C’est dans ce cadre que nous parlons d’ « événements indésirables ». Lorsqu’un tel événement survient, il est analysé afin de comprendre ses causes et de mettre en œuvre des solutions durables.
Le plus important n’est donc pas l’absence totale de problèmes, mais la capacité à les prévenir, à les corriger et à améliorer continuellement nos pratiques.
Quel message adressez-vous aux populations de l’Extrême-Nord, principales bénéficiaires de cette démarche qualité ?
Je voudrais avant tout rassurer les populations de l’Extrême-Nord.
Nous faisons le maximum pour leur offrir des soins et des services de qualité. Nous leur demandons de nous faire confiance, de faire preuve de patience et de nous accompagner dans cette démarche qui est bénéfique pour tous.
Je voudrais également dire à certaines personnes qui passent leur temps à rechercher uniquement ce qui ne fonctionne pas dans les services publics, parfois pour alimenter les réseaux sociaux, que notre porte reste ouverte.
Si des dysfonctionnements sont constatés, qu’elles viennent nous les signaler afin que nous puissions, ensemble, trouver des solutions.
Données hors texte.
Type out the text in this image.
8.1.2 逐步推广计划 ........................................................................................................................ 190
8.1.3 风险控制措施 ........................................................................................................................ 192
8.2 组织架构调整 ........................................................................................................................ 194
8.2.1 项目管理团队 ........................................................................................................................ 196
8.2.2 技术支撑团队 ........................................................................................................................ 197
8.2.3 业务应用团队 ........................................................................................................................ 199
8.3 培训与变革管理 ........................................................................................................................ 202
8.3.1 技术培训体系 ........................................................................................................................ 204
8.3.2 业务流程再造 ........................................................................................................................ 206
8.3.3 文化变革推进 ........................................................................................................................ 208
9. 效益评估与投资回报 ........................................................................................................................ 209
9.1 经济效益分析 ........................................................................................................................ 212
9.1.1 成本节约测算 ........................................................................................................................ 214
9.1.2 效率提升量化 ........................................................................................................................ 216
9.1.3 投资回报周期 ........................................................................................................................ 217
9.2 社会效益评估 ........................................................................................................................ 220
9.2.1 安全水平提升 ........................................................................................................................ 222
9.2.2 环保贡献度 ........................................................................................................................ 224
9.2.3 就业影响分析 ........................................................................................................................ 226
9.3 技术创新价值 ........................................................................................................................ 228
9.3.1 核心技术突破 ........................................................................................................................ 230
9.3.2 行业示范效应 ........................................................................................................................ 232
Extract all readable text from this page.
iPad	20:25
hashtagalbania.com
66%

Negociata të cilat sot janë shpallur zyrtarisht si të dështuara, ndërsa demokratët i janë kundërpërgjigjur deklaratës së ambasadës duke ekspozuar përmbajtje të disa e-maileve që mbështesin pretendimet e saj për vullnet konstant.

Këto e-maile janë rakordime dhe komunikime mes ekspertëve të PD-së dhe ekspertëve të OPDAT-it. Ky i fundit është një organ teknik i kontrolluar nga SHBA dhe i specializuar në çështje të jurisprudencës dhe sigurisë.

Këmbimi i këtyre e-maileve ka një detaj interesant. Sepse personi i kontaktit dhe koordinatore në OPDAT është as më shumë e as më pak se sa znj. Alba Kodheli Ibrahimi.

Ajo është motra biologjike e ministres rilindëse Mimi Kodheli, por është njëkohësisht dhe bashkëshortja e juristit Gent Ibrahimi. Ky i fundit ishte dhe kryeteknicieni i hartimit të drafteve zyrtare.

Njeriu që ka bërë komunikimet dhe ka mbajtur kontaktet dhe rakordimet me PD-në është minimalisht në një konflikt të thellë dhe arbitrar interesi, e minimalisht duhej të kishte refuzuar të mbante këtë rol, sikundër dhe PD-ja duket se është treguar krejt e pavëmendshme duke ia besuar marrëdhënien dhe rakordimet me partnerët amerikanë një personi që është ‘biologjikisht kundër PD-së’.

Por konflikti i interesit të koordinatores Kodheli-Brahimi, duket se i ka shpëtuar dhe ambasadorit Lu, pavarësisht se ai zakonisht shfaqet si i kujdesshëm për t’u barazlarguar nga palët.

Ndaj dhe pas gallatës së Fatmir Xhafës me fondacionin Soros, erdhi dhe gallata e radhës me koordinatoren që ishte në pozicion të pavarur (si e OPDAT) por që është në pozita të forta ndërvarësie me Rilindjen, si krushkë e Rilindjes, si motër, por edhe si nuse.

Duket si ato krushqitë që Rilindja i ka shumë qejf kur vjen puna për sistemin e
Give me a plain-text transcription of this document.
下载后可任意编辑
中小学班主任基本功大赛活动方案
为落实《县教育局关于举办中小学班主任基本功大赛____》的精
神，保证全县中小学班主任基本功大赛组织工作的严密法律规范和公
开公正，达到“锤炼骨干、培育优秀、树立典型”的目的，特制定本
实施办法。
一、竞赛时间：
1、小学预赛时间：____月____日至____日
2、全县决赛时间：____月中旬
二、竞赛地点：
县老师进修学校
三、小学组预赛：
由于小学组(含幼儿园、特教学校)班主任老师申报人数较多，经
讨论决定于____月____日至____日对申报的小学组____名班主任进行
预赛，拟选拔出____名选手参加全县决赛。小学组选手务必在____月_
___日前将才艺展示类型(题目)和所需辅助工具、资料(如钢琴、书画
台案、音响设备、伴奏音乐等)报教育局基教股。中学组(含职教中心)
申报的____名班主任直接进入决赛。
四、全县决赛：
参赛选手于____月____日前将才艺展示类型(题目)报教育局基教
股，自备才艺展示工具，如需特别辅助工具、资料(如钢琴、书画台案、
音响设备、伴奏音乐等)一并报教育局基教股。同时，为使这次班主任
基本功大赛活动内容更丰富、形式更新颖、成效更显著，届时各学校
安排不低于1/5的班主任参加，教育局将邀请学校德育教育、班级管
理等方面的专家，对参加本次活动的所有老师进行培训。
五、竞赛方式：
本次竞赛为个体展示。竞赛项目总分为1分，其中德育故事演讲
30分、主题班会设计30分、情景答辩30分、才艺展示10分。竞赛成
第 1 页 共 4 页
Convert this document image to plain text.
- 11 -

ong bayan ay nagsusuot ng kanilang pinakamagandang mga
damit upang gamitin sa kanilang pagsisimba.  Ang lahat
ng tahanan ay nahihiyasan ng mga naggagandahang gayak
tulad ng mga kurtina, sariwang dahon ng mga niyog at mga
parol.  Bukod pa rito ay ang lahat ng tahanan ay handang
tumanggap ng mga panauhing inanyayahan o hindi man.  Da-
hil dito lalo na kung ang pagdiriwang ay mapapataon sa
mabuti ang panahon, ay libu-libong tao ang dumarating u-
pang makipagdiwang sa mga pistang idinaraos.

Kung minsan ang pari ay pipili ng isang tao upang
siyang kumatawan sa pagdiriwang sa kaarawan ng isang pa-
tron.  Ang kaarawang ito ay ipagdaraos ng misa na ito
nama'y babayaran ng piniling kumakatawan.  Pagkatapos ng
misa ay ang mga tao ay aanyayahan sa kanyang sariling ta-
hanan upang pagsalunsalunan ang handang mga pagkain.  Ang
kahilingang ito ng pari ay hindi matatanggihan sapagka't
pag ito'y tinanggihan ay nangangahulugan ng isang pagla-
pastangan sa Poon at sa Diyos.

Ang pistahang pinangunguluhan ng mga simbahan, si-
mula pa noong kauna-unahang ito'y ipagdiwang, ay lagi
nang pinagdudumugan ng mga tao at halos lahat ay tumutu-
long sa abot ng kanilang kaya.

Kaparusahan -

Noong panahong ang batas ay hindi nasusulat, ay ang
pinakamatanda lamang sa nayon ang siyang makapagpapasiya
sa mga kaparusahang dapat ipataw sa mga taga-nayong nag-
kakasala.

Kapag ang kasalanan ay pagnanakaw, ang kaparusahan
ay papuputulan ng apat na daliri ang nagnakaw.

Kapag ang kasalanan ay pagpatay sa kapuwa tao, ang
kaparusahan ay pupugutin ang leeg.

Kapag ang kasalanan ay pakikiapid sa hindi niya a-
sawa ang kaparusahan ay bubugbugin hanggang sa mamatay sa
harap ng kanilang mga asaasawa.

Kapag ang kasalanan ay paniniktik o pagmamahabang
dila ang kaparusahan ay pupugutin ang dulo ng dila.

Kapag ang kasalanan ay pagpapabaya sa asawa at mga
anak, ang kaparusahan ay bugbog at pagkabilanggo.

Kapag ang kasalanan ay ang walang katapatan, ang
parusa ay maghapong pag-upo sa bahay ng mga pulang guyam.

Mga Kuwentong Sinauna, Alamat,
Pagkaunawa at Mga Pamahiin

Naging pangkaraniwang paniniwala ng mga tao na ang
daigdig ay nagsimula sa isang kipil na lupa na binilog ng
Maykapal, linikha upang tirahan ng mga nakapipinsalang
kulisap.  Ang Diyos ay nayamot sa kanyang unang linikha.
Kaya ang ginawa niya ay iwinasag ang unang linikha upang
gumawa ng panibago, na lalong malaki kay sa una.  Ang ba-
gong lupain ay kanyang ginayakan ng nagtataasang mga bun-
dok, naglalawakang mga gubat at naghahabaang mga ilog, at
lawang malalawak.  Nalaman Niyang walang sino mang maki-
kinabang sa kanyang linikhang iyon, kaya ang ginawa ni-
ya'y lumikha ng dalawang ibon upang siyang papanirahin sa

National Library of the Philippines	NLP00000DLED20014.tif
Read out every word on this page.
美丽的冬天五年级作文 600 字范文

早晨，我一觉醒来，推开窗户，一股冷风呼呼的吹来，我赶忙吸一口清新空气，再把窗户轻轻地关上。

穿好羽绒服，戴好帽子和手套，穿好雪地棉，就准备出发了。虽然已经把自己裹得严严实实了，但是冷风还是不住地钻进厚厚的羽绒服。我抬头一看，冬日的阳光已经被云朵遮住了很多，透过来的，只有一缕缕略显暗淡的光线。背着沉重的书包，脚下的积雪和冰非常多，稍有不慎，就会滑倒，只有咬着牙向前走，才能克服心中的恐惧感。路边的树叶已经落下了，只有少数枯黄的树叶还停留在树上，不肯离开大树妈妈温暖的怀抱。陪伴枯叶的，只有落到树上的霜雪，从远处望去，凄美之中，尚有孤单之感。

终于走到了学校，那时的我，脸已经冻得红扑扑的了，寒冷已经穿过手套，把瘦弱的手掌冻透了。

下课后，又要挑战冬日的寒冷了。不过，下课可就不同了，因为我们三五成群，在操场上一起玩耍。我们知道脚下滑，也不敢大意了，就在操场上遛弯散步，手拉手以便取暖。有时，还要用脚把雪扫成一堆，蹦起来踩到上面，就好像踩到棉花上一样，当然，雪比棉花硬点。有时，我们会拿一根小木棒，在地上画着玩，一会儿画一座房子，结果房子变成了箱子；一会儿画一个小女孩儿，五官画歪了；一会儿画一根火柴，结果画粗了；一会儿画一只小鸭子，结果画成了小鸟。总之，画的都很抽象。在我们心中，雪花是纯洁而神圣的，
Notre objectif n’a jamais été de mal faire.
Si nous nous sommes engagés dans ce processus particulièrement exigeant, c’est justement pour offrir aux populations des prestations conformes aux normes internationales.
D’ailleurs, nous recevons aujourd’hui au CHR de Maroua des patients venus de Douala et de Yaoundé pour se faire soigner.
Les populations locales doivent comprendre que si des patients parcourent de si longues distances pour venir jusqu’à Maroua, c’est parce qu’ils y trouvent des services qu’ils ne trouvent pas forcément ailleurs.
Elles doivent donc faire confiance à leurs hôpitaux.